The history of the restoration is fascinating, not just “because of the information it will provide about Leonardo da Vinci’s working methods, of which we are lacking data,” says Ana González Mozo, author of the technical study, but also for some of the conclusions obtained. The most fundamental of these, of which Prado restorers are evidently proud, is the relative simultaneity between the Leonardo original and the copy. “The work has highlighted that the painting was made in parallel with the original portrait,” says the report. This is the first time there has been proof, say gallery restorers, that a copy of the Mona Lisa was made “live.”

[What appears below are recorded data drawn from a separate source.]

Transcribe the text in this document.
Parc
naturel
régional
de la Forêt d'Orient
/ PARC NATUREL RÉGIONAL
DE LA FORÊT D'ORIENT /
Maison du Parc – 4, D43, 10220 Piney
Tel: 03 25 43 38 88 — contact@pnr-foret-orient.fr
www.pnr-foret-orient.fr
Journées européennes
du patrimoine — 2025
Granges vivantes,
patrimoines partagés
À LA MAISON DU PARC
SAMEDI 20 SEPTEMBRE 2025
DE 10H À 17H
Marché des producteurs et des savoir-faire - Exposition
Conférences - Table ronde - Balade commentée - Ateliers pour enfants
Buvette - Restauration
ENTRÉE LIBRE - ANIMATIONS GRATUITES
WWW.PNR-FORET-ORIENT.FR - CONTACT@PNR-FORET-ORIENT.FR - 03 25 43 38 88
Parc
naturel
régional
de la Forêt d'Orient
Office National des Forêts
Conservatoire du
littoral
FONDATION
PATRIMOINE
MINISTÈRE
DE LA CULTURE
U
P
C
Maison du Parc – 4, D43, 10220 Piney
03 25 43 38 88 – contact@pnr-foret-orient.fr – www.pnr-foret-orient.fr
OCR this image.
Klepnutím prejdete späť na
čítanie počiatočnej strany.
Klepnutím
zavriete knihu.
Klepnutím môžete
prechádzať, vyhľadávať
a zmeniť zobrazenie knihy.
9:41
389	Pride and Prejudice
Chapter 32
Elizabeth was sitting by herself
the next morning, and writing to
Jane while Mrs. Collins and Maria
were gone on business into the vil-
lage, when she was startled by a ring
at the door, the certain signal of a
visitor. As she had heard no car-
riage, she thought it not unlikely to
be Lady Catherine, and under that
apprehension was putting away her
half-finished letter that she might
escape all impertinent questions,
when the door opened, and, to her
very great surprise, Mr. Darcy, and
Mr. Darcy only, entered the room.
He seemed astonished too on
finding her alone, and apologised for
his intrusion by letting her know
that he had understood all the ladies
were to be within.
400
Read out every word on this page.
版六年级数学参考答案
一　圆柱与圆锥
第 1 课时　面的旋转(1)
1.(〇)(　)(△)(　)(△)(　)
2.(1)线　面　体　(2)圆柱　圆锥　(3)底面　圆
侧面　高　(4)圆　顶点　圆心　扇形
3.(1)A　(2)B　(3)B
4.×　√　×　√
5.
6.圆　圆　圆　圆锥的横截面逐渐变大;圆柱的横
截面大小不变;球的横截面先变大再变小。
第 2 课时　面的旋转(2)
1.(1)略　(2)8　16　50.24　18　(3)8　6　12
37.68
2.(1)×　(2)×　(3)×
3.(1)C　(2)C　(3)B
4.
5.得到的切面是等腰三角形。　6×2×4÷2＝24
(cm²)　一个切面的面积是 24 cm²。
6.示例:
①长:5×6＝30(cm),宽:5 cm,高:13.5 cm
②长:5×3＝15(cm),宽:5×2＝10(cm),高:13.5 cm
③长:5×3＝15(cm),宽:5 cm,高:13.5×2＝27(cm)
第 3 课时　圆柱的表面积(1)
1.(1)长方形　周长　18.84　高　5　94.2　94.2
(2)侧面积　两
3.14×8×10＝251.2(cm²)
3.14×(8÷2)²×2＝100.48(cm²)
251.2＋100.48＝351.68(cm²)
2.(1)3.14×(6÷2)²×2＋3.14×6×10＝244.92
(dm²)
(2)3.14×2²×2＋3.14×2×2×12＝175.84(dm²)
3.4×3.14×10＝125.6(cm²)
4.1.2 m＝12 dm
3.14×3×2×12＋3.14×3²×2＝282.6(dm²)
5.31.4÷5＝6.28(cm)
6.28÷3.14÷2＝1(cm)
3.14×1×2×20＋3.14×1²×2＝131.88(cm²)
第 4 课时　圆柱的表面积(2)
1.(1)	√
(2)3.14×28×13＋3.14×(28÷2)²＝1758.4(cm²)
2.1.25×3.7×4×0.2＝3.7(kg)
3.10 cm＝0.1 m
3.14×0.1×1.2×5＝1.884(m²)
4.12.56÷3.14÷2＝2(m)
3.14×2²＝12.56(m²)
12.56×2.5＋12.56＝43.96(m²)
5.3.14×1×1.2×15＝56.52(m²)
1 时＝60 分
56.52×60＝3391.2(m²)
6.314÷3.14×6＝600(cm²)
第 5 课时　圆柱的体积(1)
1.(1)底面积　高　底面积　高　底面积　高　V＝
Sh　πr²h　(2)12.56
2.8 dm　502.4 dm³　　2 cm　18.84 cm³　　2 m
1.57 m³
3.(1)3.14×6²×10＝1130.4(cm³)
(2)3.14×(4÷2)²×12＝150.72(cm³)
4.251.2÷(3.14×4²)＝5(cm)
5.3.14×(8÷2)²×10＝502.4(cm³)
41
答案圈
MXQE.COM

To carry out the four-month restoration, Almudena Sánchez cleared away the oxidized varnish, did away with the horrendous black paint covering the background landscape (added in the 18th century, according to the report) and the veil and hair of subject Lisa Gherardini on the left side of the portrait, and finally reinstated the colors that returned the copy to its original state. “It opened a window that had been closed for two centuries,” she says.